Kompresi medulla oblongata dan henti pernapasan terjadi dengan cepat.

Perubahan fisiologis lain yang terjadi akibat peningkatan intrakranial yang

cepat adalah bradikardi progresif, hipertensi sistemik, dan gangguan

pernafasan (Muttaqin, 2011).


5. Manifestasi klinis

a. Gejala Umum

Gejala meningioma dapat bersifat umum disebabkan oleh

tekanan tumor pada otak dan medulla spinalis, atau bisa bersifat khusus

disebabkan oleh terganggunya fungsi normal dari bagian khusus dari

otak atau tekanan pada nervus atau pembuluh darah. Secara umum,

meningioma tidak bisa didioagnosa pada gejala awal. Gejala umumnya,

seperti:

1). Sakit kepal, dapat berat atau bertambah buruk saat beraktifitas atau

pada pagi hari.

2). Perubahan mental

3). Kejang

4). Mual muntah

5). Perubahan visus, misalnya pandangan kabur.

6). Asimtomatis (terutama meningioma di daerah midline, tumbuh

lambat dan tumor dengan ukuran kecil, diameter, < 3 cm).

7). Gejala dan tanda akibat peningkatan tekanan intrakranial: nyeri

kepala, mual muntah, kejang, penurunan visus sampai kebutaan.

Keluhan bersifat intermiten dan progresif.

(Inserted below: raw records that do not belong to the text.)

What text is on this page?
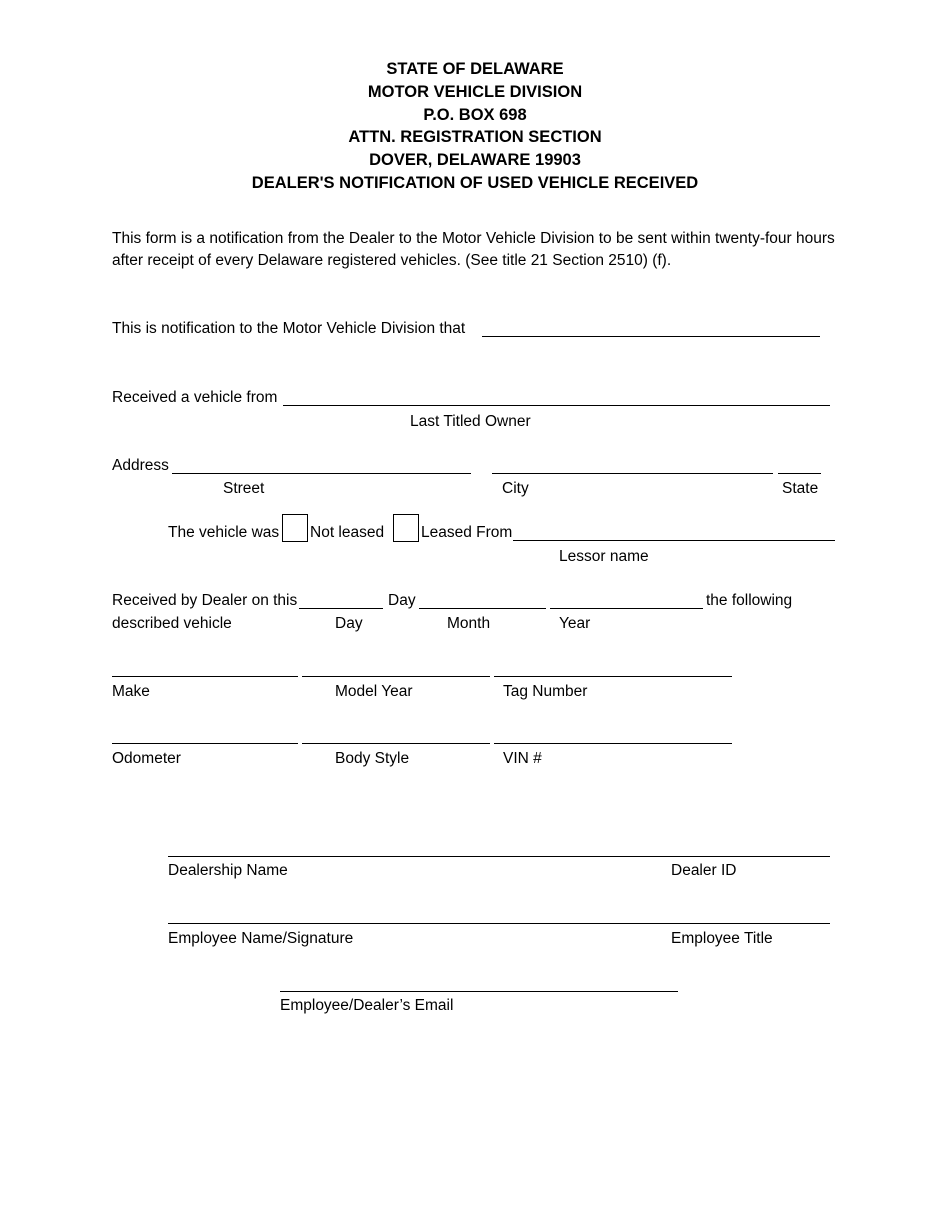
STATE OF DELAWARE
MOTOR VEHICLE DIVISION
P.O. BOX 698
ATTN. REGISTRATION SECTION
DOVER, DELAWARE 19903
DEALER'S NOTIFICATION OF USED VEHICLE RECEIVED
This form is a notification from the Dealer to the Motor Vehicle Division to be sent within twenty-four hours after receipt of every Delaware registered vehicles. (See title 21 Section 2510) (f).
This is notification to the Motor Vehicle Division that
Received a vehicle from
Last Titled Owner
Address
Street	City	State
The vehicle was Not leased Leased From
Lessor name
Received by Dealer on this	Day	the following
described vehicle	Day	Month	Year
Make	Model Year	Tag Number
Odometer	Body Style	VIN #
Dealership Name	Dealer ID
Employee Name/Signature	Employee Title
Employee/Dealer’s Email
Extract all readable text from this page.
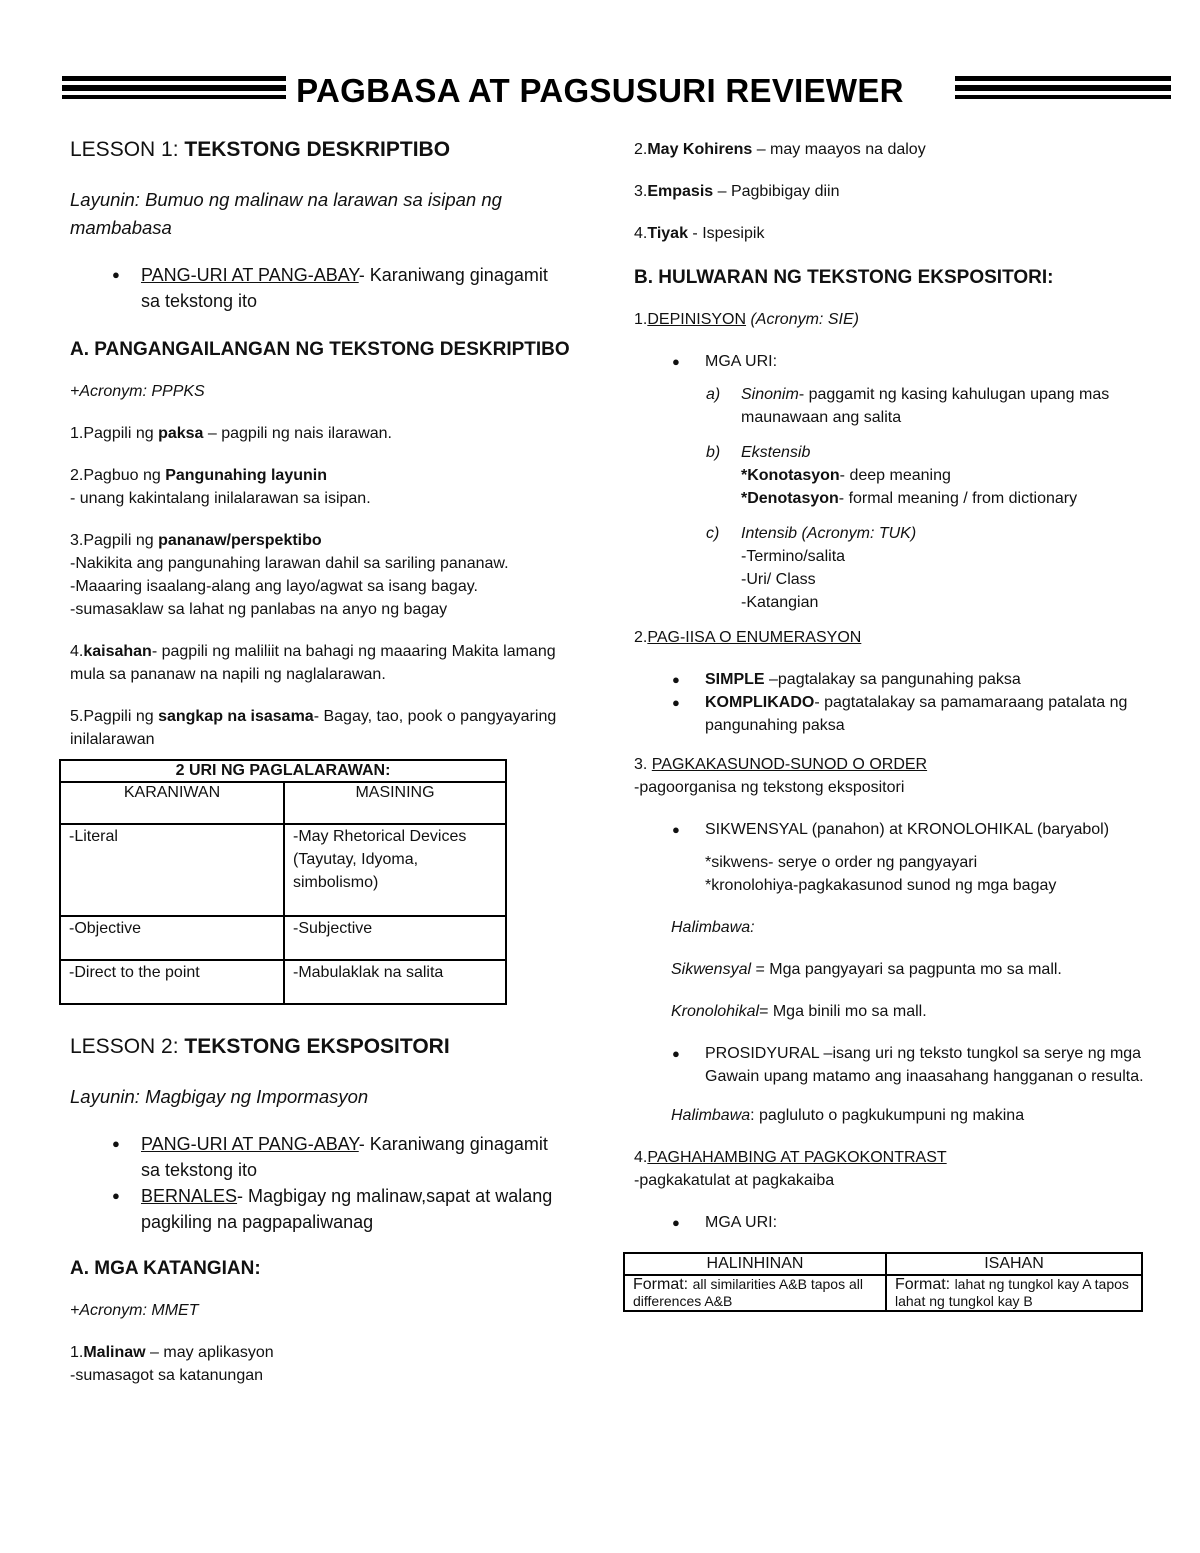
PAGBASA AT PAGSUSURI REVIEWER
LESSON 1: TEKSTONG DESKRIPTIBO

Layunin: Bumuo ng malinaw na larawan sa isipan ng mambabasa

● PANG-URI AT PANG-ABAY- Karaniwang ginagamit sa tekstong ito

A. PANGANGAILANGAN NG TEKSTONG DESKRIPTIBO

+Acronym: PPPKS

1.Pagpili ng paksa – pagpili ng nais ilarawan.

2.Pagbuo ng Pangunahing layunin

- unang kakintalang inilalarawan sa isipan.

3.Pagpili ng pananaw/perspektibo

-Nakikita ang pangunahing larawan dahil sa sariling pananaw.

-Maaaring isaalang-alang ang layo/agwat sa isang bagay.

-sumasaklaw sa lahat ng panlabas na anyo ng bagay

4.kaisahan- pagpili ng maliliit na bahagi ng maaaring Makita lamang mula sa pananaw na napili ng naglalarawan.

5.Pagpili ng sangkap na isasama- Bagay, tao, pook o pangyayaring inilalarawan

2 URI NG PAGLALARAWAN:	
KARANIWAN	MASINING
-Literal	-May Rhetorical Devices (Tayutay, Idyoma, simbolismo)
-Objective	-Subjective
-Direct to the point	-Mabulaklak na salita
LESSON 2: TEKSTONG EKSPOSITORI

Layunin: Magbigay ng Impormasyon

● PANG-URI AT PANG-ABAY- Karaniwang ginagamit sa tekstong ito
● BERNALES- Magbigay ng malinaw,sapat at walang pagkiling na pagpapaliwanag

A. MGA KATANGIAN:

+Acronym: MMET

1.Malinaw – may aplikasyon

-sumasagot sa katanungan

2.May Kohirens – may maayos na daloy

3.Empasis – Pagbibigay diin

4.Tiyak - Ispesipik

B. HULWARAN NG TEKSTONG EKSPOSITORI:

1.DEPINISYON (Acronym: SIE)

● MGA URI:
a) Sinonim- paggamit ng kasing kahulugan upang mas maunawaan ang salita

b) Ekstensib

*Konotasyon- deep meaning

*Denotasyon- formal meaning / from dictionary

c) Intensib (Acronym: TUK)

-Termino/salita

-Uri/ Class

-Katangian

2.PAG-IISA O ENUMERASYON

● SIMPLE –pagtalakay sa pangunahing paksa
● KOMPLIKADO- pagtatalakay sa pamamaraang patalata ng pangunahing paksa

3. PAGKAKASUNOD-SUNOD O ORDER

-pagoorganisa ng tekstong ekspositori

● SIKWENSYAL (panahon) at KRONOLOHIKAL (baryabol)

*sikwens- serye o order ng pangyayari

*kronolohiya-pagkakasunod sunod ng mga bagay

Halimbawa:

Sikwensyal = Mga pangyayari sa pagpunta mo sa mall.

Kronolohikal= Mga binili mo sa mall.

● PROSIDYURAL –isang uri ng teksto tungkol sa serye ng mga Gawain upang matamo ang inaasahang hangganan o resulta.

Halimbawa: pagluluto o pagkukumpuni ng makina

4.PAGHAHAMBING AT PAGKOKONTRAST

-pagkakatulat at pagkakaiba

● MGA URI:
HALINHINAN	ISAHAN
Format: all similarities A&B tapos all differences A&B	Format: lahat ng tungkol kay A tapos lahat ng tungkol kay B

8). Gejala dan tanda akibat kompresi atau destruksi struktur otak,

berupa defisit neurologis: kelemahan ekstremitas, kelumpuhan saraf

cranial, penurunan penglihatan, gangguan afektif dan perubahan


perilaku serta penurunan kesadaran (bradipsiki, depresi, letargi,

apatis, somnolen, koma) dan kejang. Gejala menyerupai “TIA” atau

stroke.

b. Gejala Khusus

Gejala dapat pula spesifikasi terhadap lokasi tumor:

1). Meningioma falx dan parasagital : nyeri tungkai.

2). Meningioma convexitas: kejang, sakit kepala, defisit neurologis

fokal, perubahan status mental.

3). Meningioma sphenoid : kurangnya sensibilitas wajah, gangguan

lapang padang, kebutaan, dan penglihatan ganda.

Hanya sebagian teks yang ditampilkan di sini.